タイ人がナイフを俺の腹めがけて突いてきた。


慌てて避けながらタイ人から距離を取り素早く周囲を見る。


一瞬だけ、大きな声を出して助けを呼ぼうかとも思ったがほとんどの人間がトンネル内に居たしあちこちで重機が動いてる為に声は届かないだろうと考えた。

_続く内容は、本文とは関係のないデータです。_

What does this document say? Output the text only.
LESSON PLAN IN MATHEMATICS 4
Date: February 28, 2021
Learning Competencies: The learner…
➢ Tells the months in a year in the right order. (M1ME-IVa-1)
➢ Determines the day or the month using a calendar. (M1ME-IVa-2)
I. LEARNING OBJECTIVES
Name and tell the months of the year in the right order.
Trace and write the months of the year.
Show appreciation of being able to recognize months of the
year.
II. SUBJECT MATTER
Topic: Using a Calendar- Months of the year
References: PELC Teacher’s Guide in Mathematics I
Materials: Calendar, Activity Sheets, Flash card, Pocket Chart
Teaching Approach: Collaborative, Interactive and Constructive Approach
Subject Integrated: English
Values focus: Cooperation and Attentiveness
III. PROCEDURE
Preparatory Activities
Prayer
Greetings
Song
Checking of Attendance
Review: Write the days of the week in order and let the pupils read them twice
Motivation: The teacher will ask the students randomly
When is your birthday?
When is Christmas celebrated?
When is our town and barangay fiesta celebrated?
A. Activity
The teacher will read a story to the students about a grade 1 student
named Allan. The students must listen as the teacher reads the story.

水を飲むために来た休憩所には誰も居ないのは分かっていた。


もしかすると、この痩せたタイ人はそれを確認して俺を襲おうと思ったのだろうか?


舐めやがってと呟く。


俺は後ろに下がりながら休憩所に立て掛けてある込め棒を取った。


込め棒はダイナマイトを込める時に間に粘土を詰めてきちんと押し込む為に使う棒の事だ。


長い方で一メートル弱はある。


内心かなりほっとしたが、ヘルメットの中の髪が汗でびっしょりなのに気付いた。


目に入る汗を素早く拭いながら俺は、込め棒を真っ直ぐ構えた。


俺は、小学校から高校まで剣道をやっていて二段まで取得していたし、全国大会にも出ていたので棒を持てば自信があった。


タイ人は、一瞬怯んだ顔を見せた。


俺は、低く気合いの声を出しながらタイ人の様子を伺う。


面を思い切り打つしかないだろうと思えた。


もしも、外したり相手にダメージを与えられない場合はこちらがやられる。


思い切り面を叩き込む。


間合いは、完全に俺の物になっていたが、思い切り正確に面を叩き込む事は決して簡単ではない。


汗が手のひらも濡らしていたが、気にしなかった。


やらなければ、こちらが、やられる。


外してもやられるかも知れない。